More 'complete approach' to credit management needed

Cinque's Stefan Schoeman writes for Business Day's Credit Management Insights

During an economic upturn the credit department of a business is often viewed as a necessary evil, especially by the sales department. However, during a prolonged downturn such as the one SA is experiencing at the moment the true worth of a credit department comes to the fore.

Stefan Schoeman, director at Cinque, says it appears that it is somewhat of a perfect storm as far as credit risk is concerned.

“Inflationary pressures, the drought experienced in certain areas of SA as well as pressure on economies both local and abroad all contribute to increased credit risk. Increased pressure on cash flow also makes the benefits of economic fraud more attractive to those inclined in such a way."

“Merely creating an accounting provision for bad debt or taking out a trade credit insurance policy is not proactive enough to ensure good credit risk management. A more complete approach is necessary to prevent losses due to bad debt and to ensure the prompt collection of all trade debtors due and payable,” Schoeman says.

He says in the first instance — when deciding to offer terms to business customers — it is crucial to know the customer the company is dealing with as independent verification of a business’s details and confirmation of orders are needed.

How the business pays its other suppliers and the size of credit limits required compared to the size of limits with other suppliers are other important pieces of the puzzle. In addition to confirming details of the customer and establishing credit worthiness from the beginning, companies also need to be made aware of any adverse changes to the status of the customer which may affect further trading with the customer.

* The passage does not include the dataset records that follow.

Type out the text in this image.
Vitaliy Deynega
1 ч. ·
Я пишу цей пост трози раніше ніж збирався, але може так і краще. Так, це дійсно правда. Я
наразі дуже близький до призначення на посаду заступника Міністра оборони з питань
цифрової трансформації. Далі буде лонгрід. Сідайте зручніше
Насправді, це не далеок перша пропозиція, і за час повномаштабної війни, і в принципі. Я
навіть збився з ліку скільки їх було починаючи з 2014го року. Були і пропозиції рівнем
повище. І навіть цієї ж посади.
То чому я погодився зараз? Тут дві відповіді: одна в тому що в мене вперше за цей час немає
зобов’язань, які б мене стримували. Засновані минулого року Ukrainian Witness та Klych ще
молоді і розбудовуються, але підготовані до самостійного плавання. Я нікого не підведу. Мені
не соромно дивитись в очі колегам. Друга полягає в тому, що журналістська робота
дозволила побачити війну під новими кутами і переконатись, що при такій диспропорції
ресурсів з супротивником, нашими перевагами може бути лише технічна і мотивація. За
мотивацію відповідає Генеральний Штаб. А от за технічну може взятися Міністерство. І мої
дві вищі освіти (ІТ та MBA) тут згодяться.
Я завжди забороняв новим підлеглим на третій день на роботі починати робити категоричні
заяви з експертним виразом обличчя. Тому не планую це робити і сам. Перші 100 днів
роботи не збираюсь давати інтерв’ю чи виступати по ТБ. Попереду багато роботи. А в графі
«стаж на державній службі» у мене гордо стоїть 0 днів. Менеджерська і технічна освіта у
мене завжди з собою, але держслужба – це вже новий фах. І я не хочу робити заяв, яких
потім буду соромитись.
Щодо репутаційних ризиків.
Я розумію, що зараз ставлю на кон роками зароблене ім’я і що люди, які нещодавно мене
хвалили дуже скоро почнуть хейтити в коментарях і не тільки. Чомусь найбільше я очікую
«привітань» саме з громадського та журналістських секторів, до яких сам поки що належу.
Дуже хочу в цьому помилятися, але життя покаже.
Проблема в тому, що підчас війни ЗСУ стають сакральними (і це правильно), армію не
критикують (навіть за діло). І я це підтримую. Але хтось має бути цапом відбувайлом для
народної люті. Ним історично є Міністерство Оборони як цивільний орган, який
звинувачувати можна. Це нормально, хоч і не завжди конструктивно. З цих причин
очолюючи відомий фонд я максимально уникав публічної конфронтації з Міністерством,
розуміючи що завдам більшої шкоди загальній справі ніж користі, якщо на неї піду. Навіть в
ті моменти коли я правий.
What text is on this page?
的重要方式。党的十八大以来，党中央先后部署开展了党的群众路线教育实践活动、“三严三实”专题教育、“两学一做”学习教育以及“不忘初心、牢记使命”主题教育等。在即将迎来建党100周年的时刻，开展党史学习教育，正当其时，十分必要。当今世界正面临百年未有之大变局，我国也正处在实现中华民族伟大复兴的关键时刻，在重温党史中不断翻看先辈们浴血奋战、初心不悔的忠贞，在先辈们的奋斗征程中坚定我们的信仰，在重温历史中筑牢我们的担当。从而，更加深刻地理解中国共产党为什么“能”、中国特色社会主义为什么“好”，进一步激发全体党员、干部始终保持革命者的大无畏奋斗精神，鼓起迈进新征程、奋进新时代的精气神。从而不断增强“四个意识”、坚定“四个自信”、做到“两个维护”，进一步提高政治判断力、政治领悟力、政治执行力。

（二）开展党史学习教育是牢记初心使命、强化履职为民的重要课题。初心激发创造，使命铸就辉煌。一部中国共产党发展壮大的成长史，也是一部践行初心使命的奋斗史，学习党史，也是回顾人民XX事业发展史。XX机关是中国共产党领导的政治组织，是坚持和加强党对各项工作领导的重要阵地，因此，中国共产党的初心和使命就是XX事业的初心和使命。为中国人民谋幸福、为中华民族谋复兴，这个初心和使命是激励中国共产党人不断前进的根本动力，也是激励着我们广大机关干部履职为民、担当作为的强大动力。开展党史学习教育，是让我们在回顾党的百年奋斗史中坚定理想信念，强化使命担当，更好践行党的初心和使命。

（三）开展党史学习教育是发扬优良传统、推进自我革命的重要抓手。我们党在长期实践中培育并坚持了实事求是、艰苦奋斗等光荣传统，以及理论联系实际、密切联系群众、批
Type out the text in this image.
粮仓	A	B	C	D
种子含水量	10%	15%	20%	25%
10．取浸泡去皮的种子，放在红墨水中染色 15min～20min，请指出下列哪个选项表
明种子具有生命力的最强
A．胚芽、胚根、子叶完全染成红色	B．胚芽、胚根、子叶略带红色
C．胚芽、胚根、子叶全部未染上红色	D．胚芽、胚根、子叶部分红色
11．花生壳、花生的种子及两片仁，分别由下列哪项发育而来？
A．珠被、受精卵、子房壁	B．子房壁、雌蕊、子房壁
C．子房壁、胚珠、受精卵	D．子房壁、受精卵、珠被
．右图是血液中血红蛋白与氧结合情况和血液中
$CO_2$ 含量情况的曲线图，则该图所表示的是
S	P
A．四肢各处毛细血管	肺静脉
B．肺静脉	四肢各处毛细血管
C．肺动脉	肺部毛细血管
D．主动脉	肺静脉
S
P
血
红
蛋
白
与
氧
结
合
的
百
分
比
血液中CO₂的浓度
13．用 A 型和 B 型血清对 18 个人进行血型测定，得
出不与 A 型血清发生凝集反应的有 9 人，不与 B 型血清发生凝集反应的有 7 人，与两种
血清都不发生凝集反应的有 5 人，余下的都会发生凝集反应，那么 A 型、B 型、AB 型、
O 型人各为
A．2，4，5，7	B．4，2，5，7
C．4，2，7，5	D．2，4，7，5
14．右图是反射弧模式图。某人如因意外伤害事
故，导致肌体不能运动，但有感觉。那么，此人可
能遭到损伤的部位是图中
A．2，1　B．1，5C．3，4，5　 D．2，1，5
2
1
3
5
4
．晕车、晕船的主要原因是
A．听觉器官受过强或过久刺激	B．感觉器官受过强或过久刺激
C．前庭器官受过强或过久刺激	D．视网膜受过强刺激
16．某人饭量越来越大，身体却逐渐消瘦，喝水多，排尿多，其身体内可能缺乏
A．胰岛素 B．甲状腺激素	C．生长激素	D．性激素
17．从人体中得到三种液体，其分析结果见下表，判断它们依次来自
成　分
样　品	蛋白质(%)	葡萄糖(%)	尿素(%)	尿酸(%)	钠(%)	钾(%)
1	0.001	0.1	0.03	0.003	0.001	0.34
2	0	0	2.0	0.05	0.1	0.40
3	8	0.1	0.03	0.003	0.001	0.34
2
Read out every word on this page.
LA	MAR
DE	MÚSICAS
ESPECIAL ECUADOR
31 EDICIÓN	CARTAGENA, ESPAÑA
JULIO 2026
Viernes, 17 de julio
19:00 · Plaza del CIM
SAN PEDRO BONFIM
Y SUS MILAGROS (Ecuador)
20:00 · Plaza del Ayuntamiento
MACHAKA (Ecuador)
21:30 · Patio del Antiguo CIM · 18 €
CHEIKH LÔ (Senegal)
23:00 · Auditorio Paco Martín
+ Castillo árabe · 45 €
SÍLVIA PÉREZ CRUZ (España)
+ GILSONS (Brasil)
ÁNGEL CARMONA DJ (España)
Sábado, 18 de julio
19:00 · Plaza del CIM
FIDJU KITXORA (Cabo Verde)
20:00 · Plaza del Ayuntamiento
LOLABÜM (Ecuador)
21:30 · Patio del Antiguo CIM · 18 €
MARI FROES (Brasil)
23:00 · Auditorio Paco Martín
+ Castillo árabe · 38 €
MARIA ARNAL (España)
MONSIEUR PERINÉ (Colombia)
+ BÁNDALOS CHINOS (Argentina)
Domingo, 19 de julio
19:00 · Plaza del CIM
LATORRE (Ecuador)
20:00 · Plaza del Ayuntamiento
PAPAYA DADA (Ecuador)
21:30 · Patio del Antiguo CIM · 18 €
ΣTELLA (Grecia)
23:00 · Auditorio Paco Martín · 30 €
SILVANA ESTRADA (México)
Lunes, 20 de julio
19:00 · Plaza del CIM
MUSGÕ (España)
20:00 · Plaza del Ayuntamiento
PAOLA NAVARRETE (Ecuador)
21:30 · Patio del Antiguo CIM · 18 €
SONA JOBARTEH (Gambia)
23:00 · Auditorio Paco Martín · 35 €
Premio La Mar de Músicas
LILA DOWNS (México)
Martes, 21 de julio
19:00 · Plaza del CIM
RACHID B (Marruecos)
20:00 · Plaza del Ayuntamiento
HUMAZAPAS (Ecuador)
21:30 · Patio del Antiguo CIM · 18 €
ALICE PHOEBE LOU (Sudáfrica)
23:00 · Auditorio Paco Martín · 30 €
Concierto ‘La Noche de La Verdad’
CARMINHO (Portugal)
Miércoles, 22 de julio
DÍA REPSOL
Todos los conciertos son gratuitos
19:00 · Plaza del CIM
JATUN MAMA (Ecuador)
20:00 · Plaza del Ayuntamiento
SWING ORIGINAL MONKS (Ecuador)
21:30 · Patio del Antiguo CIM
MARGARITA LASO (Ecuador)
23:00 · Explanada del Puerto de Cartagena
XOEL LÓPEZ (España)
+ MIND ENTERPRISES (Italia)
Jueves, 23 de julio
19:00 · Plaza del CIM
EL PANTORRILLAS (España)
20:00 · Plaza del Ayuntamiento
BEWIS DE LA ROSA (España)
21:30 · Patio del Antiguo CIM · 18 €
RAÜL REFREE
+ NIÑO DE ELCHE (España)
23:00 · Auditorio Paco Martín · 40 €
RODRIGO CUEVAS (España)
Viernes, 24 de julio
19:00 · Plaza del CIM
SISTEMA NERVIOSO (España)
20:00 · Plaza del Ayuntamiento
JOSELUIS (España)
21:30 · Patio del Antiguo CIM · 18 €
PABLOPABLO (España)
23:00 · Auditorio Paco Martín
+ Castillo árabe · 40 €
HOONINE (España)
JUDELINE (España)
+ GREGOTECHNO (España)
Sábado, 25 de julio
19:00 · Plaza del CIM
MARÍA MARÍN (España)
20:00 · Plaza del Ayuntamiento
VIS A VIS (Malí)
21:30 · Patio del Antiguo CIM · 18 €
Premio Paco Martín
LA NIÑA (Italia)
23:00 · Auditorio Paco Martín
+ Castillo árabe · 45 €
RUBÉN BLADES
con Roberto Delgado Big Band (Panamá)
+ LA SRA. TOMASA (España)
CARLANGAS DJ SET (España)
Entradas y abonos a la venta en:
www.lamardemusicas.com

“Once the vetting is completed a decision needs to be made on how possible bad debt is to be provided for. It could be done on balance sheet via a provision or via a credit insurance policy."

“Interestingly, despite the economic environment which one would think has a detrimental effect on the cost of trade credit insurance, premiums on trade credit insurance policies are surprisingly competitive. This is predominantly due to two new entrants into the credit insurance market over the past two years and the resulting competition placing downward pressure on rates,” Schoeman says.

He notes that bad debt can be as a result of a debtor not being able to pay due to cash flow problems, instigating business rescue or insolvency, alternatively as a result of fraud or disputes.

“Cases where an ‘honourable’ customer is unable to pay are fairly straightforward. However, situations where fraud is involved are trickier. In many instances, losses due to fraud are the result of employees being complicit in the fraud. Internal controls play a big part in preventing such cases but one can also take out insurance against fraud to protect oneself against financial losses. Cyber-related fraud is becoming more prevalent and there are specific insurance policies catering for this eventuality.”

He says in the third instance, taking prompt action when a debt is overdue is crucial in ensuring the eventual collection of amounts outstanding. Arrear debts tend to clog up the system because the interaction with the arrear debtor can be confrontational and follow-ups and correspondence generally fall outside the system driven environment. Collections documentation such as final demands and acknowledgement of debt needs to be correct in terms of legislation to ensure the company is able to legally enforce a payment due.

“For these reasons it often makes sense to make use of a specialist third-party collector who has the systems to ensure prompt follow-up action, correct documentation and experience to know when to pursue the legal collection process,” Schoeman says.

He says the severity of economic downturns and the short time and unpredictability between their reoccurrence have clearly made proactive credit management a necessity.

“The key is in reducing the predictable bad debts and at the same time minimising the severity of the unpredictable bad debts. Tying the all the components addressed above together into a credit management strategy is the best way of protecting a business against financial losses due to bad debt.”